Thursday, June 02, 2005

Wild over the French and Dutch?

Right-wing pundits are going wild over the French and Dutch rejecting the EU constitution. They're happy, of course, that EU unity has suffered a setback, since it promises that the EU will be less of a threat to US economic and political hegemony than they had feared.

They're not gloating, however, because they (with reason) see the
rejection of the constitution as a rejection of neoliberal policies, and they don't want Americans to get any ideas. Right-wing apologist George Will and one of his colleagues at the Washington Post, David "Bobo" Brooks at the NYTimes, and a number of others have gone on the warpath against social democracy and (at least for Brooks) the very idea of liberalism. Brooks says:

Over the last few decades, American liberals have lauded the German model or the Swedish model or the European model. But these models are not flexible enough for the modern world. They encourage people to cling fiercely to entitlements their nation cannot afford. And far from breeding a confident, progressive outlook, they breed a reactionary fear of the future that comes in left- and right-wing varieties - a defensiveness, a tendency to lash out ferociously at anybody who proposes fundamental reform or at any group, like immigrants, that alters the fabric of life.

This is the chief problem with the welfare state, which has nothing to do with the success or efficiency of any individual program. The liberal project of the postwar era has bred a stultifying conservatism, a fear of dynamic flexibility, a greater concern for guarding what exists than for creating what doesn't.

That's a truth that applies just as much on this side of the pond.


Brooks et al. laud the US for having higher levels of economic growth and lower levels of social support (and, they neglect to mention, higher levels of poverty and lower levels of health) compared to Europe.

However, it's not at all clear that Europe's economic problems are due to the welfare state, and it ought to be very clear that Bush's policies are putting the US in grave economic danger!

In my not-so-well-educated view, I think that this setback for the EU is actually positive for the EU. The technocratic "elites" that Brooks and other conservatives are bashing, mainly to polish their own ersatz-populist credentials, are actually people who think a lot like Brooks does.

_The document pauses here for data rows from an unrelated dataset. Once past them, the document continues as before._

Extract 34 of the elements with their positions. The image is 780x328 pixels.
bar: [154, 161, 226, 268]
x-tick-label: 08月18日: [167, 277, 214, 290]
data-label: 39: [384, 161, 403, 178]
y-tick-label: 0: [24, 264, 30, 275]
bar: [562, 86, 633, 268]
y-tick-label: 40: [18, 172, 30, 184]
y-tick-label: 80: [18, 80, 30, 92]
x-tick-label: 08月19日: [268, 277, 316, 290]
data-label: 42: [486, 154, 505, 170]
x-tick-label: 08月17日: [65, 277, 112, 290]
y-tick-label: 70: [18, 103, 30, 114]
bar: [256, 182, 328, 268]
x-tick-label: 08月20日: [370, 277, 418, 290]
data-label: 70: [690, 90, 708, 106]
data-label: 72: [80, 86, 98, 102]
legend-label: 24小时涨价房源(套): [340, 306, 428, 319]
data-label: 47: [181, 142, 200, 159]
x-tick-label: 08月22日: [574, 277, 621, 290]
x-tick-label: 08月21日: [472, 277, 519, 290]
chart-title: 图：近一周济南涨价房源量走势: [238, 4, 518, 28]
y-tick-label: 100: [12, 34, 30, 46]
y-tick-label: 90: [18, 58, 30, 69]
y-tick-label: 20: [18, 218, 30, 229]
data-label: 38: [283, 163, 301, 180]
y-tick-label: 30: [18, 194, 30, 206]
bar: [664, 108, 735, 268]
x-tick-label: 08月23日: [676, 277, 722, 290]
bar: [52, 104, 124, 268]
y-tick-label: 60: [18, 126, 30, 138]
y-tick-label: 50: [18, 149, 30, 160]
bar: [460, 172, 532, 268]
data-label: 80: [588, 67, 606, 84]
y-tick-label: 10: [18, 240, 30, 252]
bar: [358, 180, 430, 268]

The EU can and will develop a constitution that is simpler--looking more like our own constitution and less like an omnibus spending bill--more democratic, and more progressive. The EU will continue to gain strength and to lend legitimacy to models of social democracy. (Not that that's ideal ...) The EU will get beyond this, and it will continue to challenge the US. This will be especially true if it's able to make the breakthroughs in clean, sustainable energy production that Bush doesn't want the US to make. How deep is that grave Mr. "President"?